For the following analysis we selected two data points from Ref.[30]: one corresponding to the beginning of the experiment (s0) and the other to the end (s5). The first sample is expected to be nearly clonal with no variation, while the latter contains a number of adaptive changes with frequencies around 1%. We aligned duplex consensus sequences (DCS) against pBR322. We then walked through read alignments to produce counts of non-reference bases at each position (Fig. S6).

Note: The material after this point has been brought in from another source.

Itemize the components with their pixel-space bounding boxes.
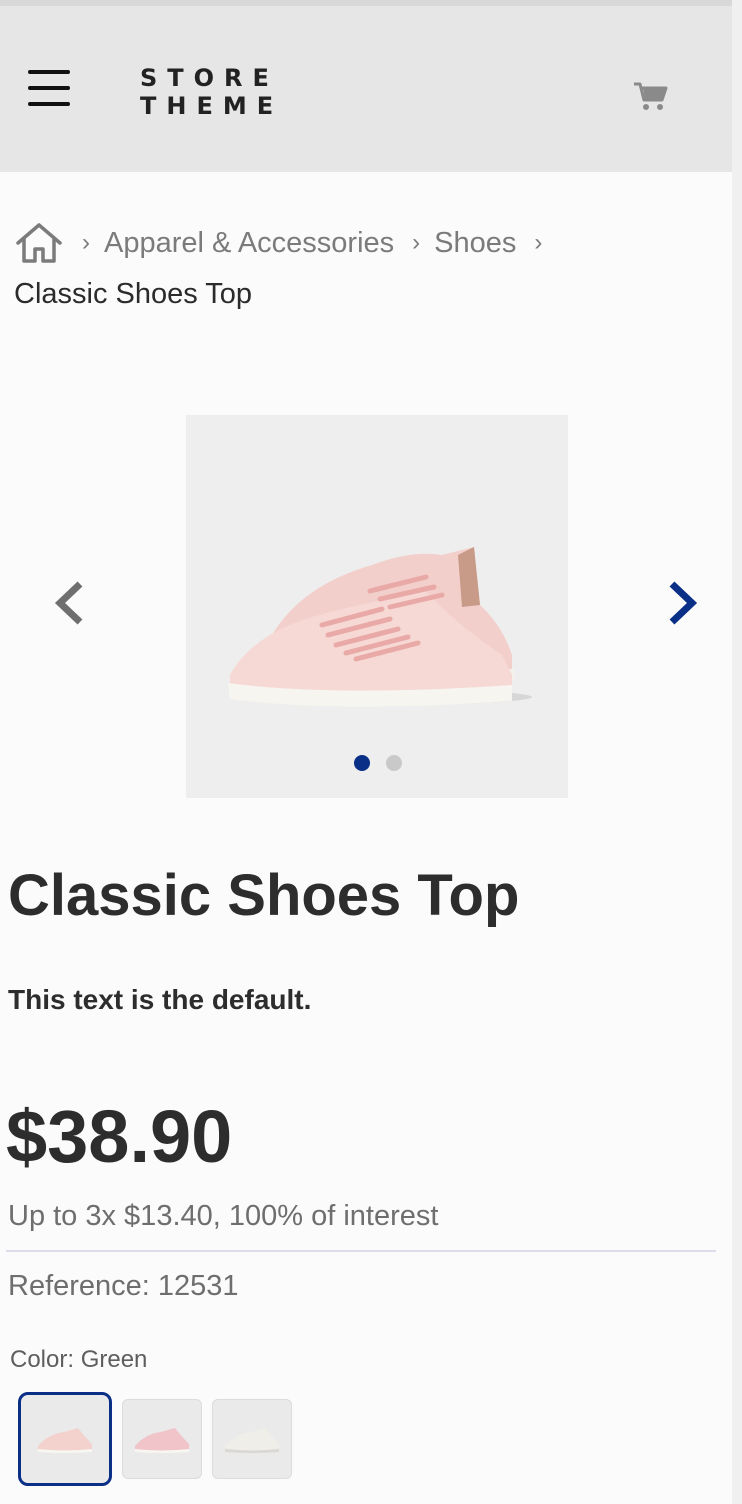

Because all differences identified this way are derived from DCS reads they are a reasonable approximation for a “true” set of AVs. s0 and s5 contained 38 and 78 variable sites with at least two alternative counts, respectively (among 4,361 bases on pBR322) of which 27 were shared. We then turned our attention to the set of sites that were determined by Mei et al. to be under positive selection (sites 3,029, 3,030, 3,031, 3,032, 3,033, 3,034, 3,035, and 3,118). Changes at these sites increase the number of plasmid genomes per cell. Sample s0 does not contain alternative bases at any of these sites. Results of the application of the three AV callers with different parameter settings (shown in Table S1) are summarized in Fig. S7.

Overall lofreq performed the best followed by mutect2 and FreeBayes (contrast “Truth” with “nf” and “def” in Fig. S7). The main disadvantage of mutect2 is in its handling of multiallelic sites (e.g., 3,033 and 3,118) where multiple alternative bases exist. At these sites mutect2 outputs alternative counts for only one of the AVs; the one with highest counts. This is why at site 3,118 A and T counts are identical. Given these results we decided to use lofreq for the main analysis of the data.